If this kind of flowering math seems like too much trouble, especially if you’ve caught the gardening bug recently and still feel a bit overwhelmed by too much information, have a look at this list of long-blooming perennials. These will cover a few months of blooms while you’re still figuring out what works well for your space.
4. Planting perennials at the wrong depth.
This can go either way. You’re either burying the perennials too deeply when they like to be surface level. Or not burying them deep enough.
There are some plants that have shallow roots. Here’s a list I made when I was planting my shallow garden. Popular perennial shrubs, such as camellias, rhododendrons and azaleas, also have shallow roots. So when we bury them too deeply, we end up piling soil around the stems too, which will keep them too damp. Not good.
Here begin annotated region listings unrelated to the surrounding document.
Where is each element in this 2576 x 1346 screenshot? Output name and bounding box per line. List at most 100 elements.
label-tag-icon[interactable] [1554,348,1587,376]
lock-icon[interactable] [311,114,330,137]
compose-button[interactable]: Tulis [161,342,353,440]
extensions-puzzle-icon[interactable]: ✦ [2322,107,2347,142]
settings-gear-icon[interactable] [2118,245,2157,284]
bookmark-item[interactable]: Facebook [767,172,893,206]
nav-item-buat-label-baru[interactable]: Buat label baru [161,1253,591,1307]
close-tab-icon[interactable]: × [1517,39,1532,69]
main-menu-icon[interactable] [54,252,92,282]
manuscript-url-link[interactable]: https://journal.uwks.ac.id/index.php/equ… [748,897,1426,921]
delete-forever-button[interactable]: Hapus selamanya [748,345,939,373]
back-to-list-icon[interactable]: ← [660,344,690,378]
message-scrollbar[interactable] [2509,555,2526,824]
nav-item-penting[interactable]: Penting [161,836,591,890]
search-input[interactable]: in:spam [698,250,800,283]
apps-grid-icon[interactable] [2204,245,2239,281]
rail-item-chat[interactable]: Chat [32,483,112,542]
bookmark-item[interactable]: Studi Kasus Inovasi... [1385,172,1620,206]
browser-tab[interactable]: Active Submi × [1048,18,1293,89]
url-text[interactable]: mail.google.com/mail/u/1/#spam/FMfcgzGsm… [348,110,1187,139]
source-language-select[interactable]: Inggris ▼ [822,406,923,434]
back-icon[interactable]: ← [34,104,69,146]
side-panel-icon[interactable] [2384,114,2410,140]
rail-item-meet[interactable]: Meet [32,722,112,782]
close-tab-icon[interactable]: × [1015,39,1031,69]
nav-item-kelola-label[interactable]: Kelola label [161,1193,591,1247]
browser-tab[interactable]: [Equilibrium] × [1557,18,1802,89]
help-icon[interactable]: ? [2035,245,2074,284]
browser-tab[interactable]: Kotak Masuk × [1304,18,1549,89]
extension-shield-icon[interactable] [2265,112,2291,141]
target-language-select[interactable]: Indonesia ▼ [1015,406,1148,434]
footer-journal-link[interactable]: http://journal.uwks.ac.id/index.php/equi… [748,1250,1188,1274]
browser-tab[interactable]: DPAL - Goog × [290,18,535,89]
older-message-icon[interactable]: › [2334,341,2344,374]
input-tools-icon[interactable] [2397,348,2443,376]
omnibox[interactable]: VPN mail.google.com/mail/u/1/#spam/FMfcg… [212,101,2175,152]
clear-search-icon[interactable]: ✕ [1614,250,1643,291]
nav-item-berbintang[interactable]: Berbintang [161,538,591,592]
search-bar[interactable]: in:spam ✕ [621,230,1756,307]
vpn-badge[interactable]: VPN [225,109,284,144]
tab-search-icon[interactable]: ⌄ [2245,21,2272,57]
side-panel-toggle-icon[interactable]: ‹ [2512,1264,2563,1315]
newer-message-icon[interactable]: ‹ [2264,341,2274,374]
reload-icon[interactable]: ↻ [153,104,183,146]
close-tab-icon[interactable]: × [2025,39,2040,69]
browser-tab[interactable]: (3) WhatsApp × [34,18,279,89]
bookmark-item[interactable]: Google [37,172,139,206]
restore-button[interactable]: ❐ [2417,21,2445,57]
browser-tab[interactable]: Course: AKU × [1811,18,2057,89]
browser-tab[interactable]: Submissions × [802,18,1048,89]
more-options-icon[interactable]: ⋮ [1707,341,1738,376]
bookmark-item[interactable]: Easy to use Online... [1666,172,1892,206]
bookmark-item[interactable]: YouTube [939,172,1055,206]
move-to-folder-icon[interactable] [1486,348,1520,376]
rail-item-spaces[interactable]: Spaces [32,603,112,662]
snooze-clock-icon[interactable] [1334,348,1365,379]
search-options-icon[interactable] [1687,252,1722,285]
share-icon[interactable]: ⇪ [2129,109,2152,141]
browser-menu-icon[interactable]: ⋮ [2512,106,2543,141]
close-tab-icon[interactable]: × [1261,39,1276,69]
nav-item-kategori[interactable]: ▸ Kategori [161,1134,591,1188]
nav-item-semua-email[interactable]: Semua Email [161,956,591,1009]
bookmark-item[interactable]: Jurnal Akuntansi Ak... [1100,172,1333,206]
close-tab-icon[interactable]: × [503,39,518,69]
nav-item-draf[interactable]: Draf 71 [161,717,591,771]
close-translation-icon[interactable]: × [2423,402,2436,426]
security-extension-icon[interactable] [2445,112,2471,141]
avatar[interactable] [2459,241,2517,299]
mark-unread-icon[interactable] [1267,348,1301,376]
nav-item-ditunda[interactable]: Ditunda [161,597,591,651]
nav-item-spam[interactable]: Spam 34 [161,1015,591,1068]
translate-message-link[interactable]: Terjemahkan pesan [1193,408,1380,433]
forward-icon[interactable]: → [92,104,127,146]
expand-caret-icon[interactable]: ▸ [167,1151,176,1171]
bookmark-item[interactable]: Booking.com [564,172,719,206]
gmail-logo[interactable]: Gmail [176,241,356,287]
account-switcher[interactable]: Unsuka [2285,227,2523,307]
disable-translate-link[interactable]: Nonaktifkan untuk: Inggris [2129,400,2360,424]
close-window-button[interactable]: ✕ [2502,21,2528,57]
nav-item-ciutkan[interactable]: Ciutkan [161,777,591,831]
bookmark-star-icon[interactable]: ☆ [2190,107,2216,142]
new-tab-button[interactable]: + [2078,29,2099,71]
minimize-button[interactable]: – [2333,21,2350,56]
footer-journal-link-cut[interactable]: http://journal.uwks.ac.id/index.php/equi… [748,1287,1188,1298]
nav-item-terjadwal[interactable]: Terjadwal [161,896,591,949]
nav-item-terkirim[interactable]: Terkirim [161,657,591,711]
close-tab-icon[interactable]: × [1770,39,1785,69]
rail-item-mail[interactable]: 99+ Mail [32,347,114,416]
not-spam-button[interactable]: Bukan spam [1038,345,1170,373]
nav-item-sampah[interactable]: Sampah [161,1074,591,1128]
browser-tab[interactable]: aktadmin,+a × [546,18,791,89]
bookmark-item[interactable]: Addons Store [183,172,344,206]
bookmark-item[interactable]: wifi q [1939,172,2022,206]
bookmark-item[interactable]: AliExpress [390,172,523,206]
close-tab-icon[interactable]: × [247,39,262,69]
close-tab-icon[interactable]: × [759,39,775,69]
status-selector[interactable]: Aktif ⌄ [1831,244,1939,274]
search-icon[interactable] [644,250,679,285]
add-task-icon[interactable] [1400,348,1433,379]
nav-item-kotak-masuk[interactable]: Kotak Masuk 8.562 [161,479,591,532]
On the other hand, there are some plants that prefer some depth. It helps them recover after being transplanted.
Knowing which is which can seem confusing. So the rule that helps me when I transplant perennials is to stick to the height they’re planted at in the pot. I assume that the nursery planted it at an optimal depth, so I keep the same depth when I move the plant to the garden. So far, following this rule of thumb has worked really well.
5. Not understanding types of shade.
I’ve learned this the hard way too. But in a good way.
I ended up with a few brunnera plants, with the only place to plant them being a shaded part of my front yard. I didn’t have very high expectations, but they were rescued plants so they went in the ground anyway. They ended up thriving in that spot because the shade wasn’t full, but dappled.
Dappled shade is not full shade. It’s not partial shade either.
Here’s the difference:
Dappled shade is usually found under a canopy where the sun filters down through the tree branches. Perennials that are descendants of woodland plants (such as rhododendrons and wood anemones), prefer this type of alternating pattern between light and shadow.
Partial shade (also called part shade or half shade) refers to a spot that gets between three and six hours of sunlight a day. Keep in mind that the hours don’t have to be contiguous. Some part shade locations can get three hours of morning sun and one hour of evening sun, depending on their orientation and what’s around them to cast shade.
Full shade locations receive fewer than three hours of direct sunlight every day.
It’s important to note that having a shaded garden won’t spell the end of your gardening dreams, as long as you plant perennials with that in mind. Have a look at Lindsay’s list of 25 shade-loving perennials that will brighten up your garden.
6. Not planting more of what we love.
I used to have this kind of self-imposed limit. A kind of mental hangup that told me my plants were once and done.
No, thanks, generous gardener friend! I already have a black-eyed Susan in my garden, so I won’t take your extras. Even though they’re a different cultivar – of a different height and pattern. And I have enough space for them. And I love them to bits. One is enough. I’m a one-and-done kind of gardener.
I used to think this way when I started gardening. I wanted to try planting everything, but this meant it would have to be just a little bit of everything. Not fun. Over time, I’ve started to allow myself to just get more of the same plant if I really love it.
More echinacea, in different colors. More sea holly (Eryngium), in various shades of the same color – blue. And more perennial geraniums, even though I already have a few mounds of them.
And there’s an unexpected side-effect of avoiding this perennial planting mistake. My beds and borders look a bit more cohesive. Repeating the plants helps unify the border visually. And even when the repetition is seemingly at random, it looks more harmonious overall.